Tandis que LUI, dit ( dans la Nuit remue) :

Je vous construirai une ville avec des loques, moi !

Je vous construirai sans plan et sans ciment

Un édifice que vous ne détruirez pas,

Et qu’une espèce d’évidence écumante

Soutiendra et gonflera, qui viendra vous braire au nez,

Et au nez gelé de vous vos Parthénons, vos arts arabes, et de vos Mings

[…]

Dans le noir nous verrons clair mes frères.

Dans le labyrinthe nous trouverons la voie droite.

Carcasse , où est ta place ici, gêneuse, pisseuse, pot cassé ?

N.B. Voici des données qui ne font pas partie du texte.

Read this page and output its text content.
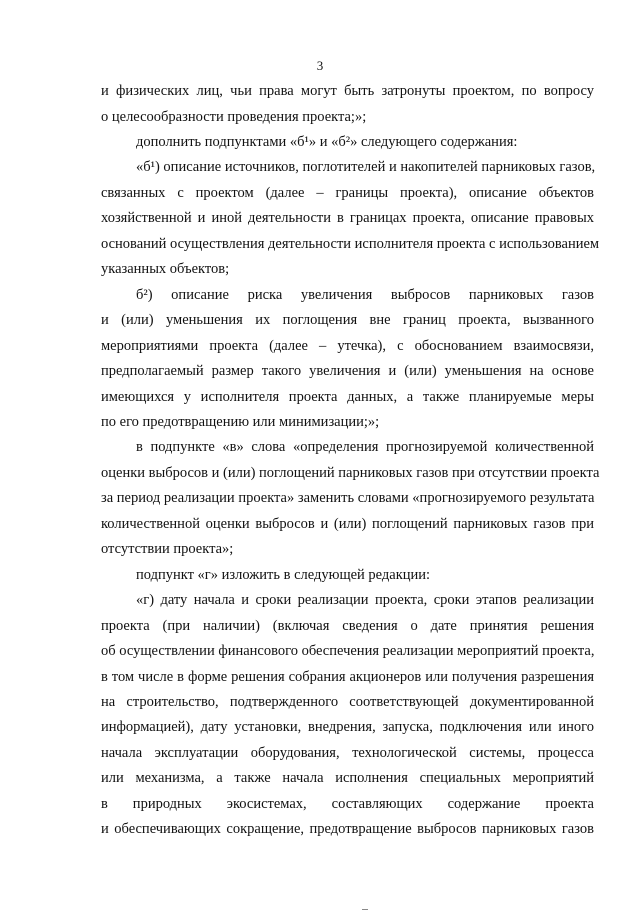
3
и физических лиц, чьи права могут быть затронуты проектом, по вопросу
о целесообразности проведения проекта;»;
дополнить подпунктами «б¹» и «б²» следующего содержания:
«б¹) описание источников, поглотителей и накопителей парниковых газов,
связанных с проектом (далее – границы проекта), описание объектов
хозяйственной и иной деятельности в границах проекта, описание правовых
оснований осуществления деятельности исполнителя проекта с использованием
указанных объектов;
б²) описание риска увеличения выбросов парниковых газов
и (или) уменьшения их поглощения вне границ проекта, вызванного
мероприятиями проекта (далее – утечка), с обоснованием взаимосвязи,
предполагаемый размер такого увеличения и (или) уменьшения на основе
имеющихся у исполнителя проекта данных, а также планируемые меры
по его предотвращению или минимизации;»;
в подпункте «в» слова «определения прогнозируемой количественной
оценки выбросов и (или) поглощений парниковых газов при отсутствии проекта
за период реализации проекта» заменить словами «прогнозируемого результата
количественной оценки выбросов и (или) поглощений парниковых газов при
отсутствии проекта»;
подпункт «г» изложить в следующей редакции:
«г) дату начала и сроки реализации проекта, сроки этапов реализации
проекта (при наличии) (включая сведения о дате принятия решения
об осуществлении финансового обеспечения реализации мероприятий проекта,
в том числе в форме решения собрания акционеров или получения разрешения
на строительство, подтвержденного соответствующей документированной
информацией), дату установки, внедрения, запуска, подключения или иного
начала эксплуатации оборудования, технологической системы, процесса
или механизма, а также начала исполнения специальных мероприятий
в природных экосистемах, составляющих содержание проекта
и обеспечивающих сокращение, предотвращение выбросов парниковых газов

Poulie gémissante, comme tu vas sentir les cordages tendus des quatre

mondes !

Comme je vais t’écarteler !

2. Eh, bien non ! Pas besoin de construire une ville, elle se fabrique toute seule, grossit grossit, s’engrosse elle-même comme les métastases, elle devient suffisamment angoissante pour donner envie de la quitter. La Ville de lumière n’a pas besoin de moi, et tu le sais , la Nature non plus… Et s’il fallait prouver quelque chose de cet ordre du monde ,là, juste sous nos yeux. Il suffirait de prendre le temps d’observer une fleur sauvage pousser dans un interstice de muraille, aller en silence absolu à son zénith puis à sa perte sans le moindre cri…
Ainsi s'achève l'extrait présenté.